Henry é um escritor conhecido que tem dedicado os últimos anos ao livro que está a escrever sobre o Holocausto. Na realidade Henry está a trabalhar em dois livros, uma obra de ficção e um ensaio sobre o Holocausto e Henry gostaria que os dois fossem publicados como um único livro, com a ficção a complementar a dura realidade. Quando os seus editores, de forma, mais ou menos simpática lhe dizem que a ideia é péssima e que os livros não são assim tão geniais, Henry fica em choque. Sem capacidade para recomeçar a escrever, parte com a mulher para uma cidade na Europa onde acabam por se ir integrando e ficando, e uma viagem que começou por ser isso mesmo, uma viagem, acaba por ser tornar na nova casa do casal que não pensa regressar à sua vida passada.
Henry ocupa os seus dias a descobrir novas vocações em si, tem aulas de música, está integrado numa companhia local de teatro amador e aguarda com ansiedade a chegada do primeiro filho de ambos.
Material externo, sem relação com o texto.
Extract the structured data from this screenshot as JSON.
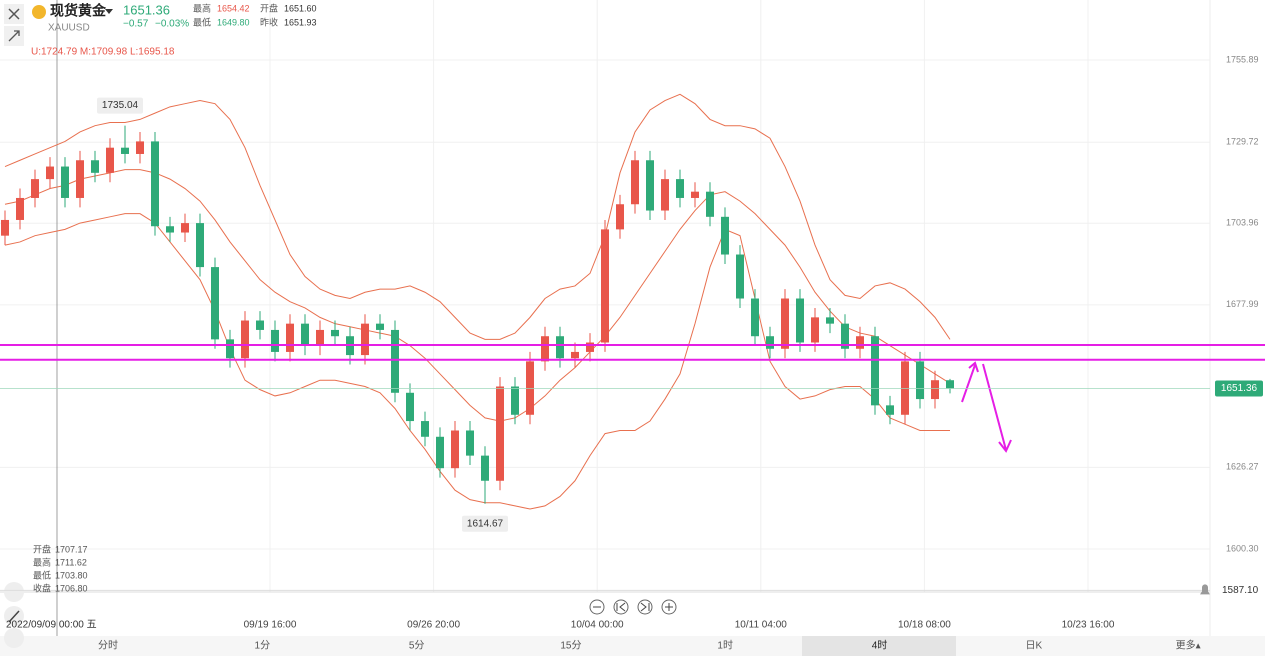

O único contacto que vai tendo com a sua carreira literária são as cartas dos leitores que lhe chegam e às quais faz questão de responder uma a uma. E é nesse correio de leitores que surge um envelope, de um leitor misterioso, que por coincidência vive perto de Henry. Ao contrário dos outros leitores este envia a Henry um excerto de uma peça de teatro, cujos protagonistas são Beatriz e Virgílio, duas personagens que parecem ter sido inspiradas nas homónimas de Dante, na sua Divina Comédia. O tom no pequeno bilhete que o misterioso leitor enviou com a peça de teatro e a qualidade literária da mesma, deixam Henry curioso e com vontade de conhecer o seu autor. E é o que faz, num dos seus passeios diários com o seu cão, vai até à porta da morada que constava no envelope que recebeu e, após um momento de hesitação, por estar defronte de um taxidermista, entra. O misterioso leitor e autor da peça de teatro é um sexagenário, homem duro, de poucas palavras, ríspido e pouco simpático.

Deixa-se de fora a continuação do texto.